Вдруг, брюнет размахнулся и наотмашь ударил долговязого. Видимо, он рассчитывал нанести удар по лицу, но не сделал поправку на разницу в росте и угодил приятелю в кадык. Шатен схватился руками за горло, сделала два шага назад, и завалился на траву. Хрипя и задыхаясь, он принялся ловить ртом воздух. Кто-то из наблюдавших за происходящим женщин тонко и противно завизжал, несколько мужчин кинулись на помощь к мальчику.
— Я не хотел, я не нарочно! — в испуге закричал коротышка и рванул наутёк, бросая умирающего приятеля.
— Врача! Срочно врача! — кричала толстая тётка, размахивая ажурным зонтиком от солнца.
Подбежавшие мужчины в растерянности стояли возле тела, не зная, что делать. К тому моменту лицо мальчишки стало тёмно-багровым. Он почти перестал дёргаться. И тут Рифальда словно подшвырнул кто-то в направлении пострадавшего, все его действия происходили, словно на автомате. Он склонился над мальчиком.
— Перочинный нож, живо! — выкрикнул Рифальд. — И авторучку! Ну, живо говорю!
Он не просил, не взывал о помощи, он приказывал, как это делают властные, уверенные в себе люди. И приказ его не терпел отлагательств. Не поворачивая головы к стоящим рядом, он протянул руку и тут же в его ладонь лёг небольшой перочинный нож, а следом за ним и авторучка. Рифальд вытащил из ручки стержень и отбросил его за ненадобностью.

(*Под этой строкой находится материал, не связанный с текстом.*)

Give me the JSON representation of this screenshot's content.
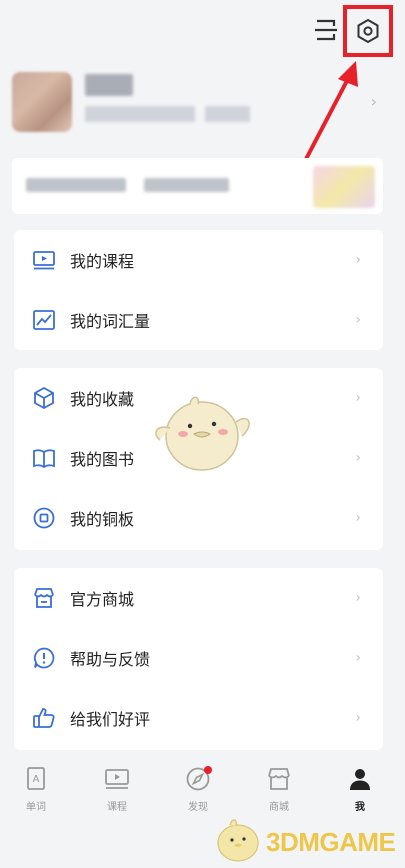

— Трое ко мне! Один держит ноги, двое других — руки! — не смотря на голод и усталость, мозг Рифальда действовал чётко и быстро.
Он не обращался к кому-либо, не указывал, кто именно должен ему помочь, люди сами кинулись выполнять его приказ. Крепкий, сбитый мужчина, лет сорока присел возле ног мальчика и плотно прижал их к земле. Ещё двое юношей, по всей видимости, братья, зафиксировали руки пострадавшего.
Рифальд бегло прощупал пальцами горло шатена, и проткнул его перочинным ножом, чуть ниже кадыка. Наблюдавшие за его действиями женщины дружно завизжали. Не обращая на них внимания, юноша аккуратно вставил в надрез трубку от авторучки. Мальчик задёргался, мужчины, ассистировавшие Рифальду, крепче прижали пострадавшего к земле. Из полой трубки вылетали чуть слышные хрипы.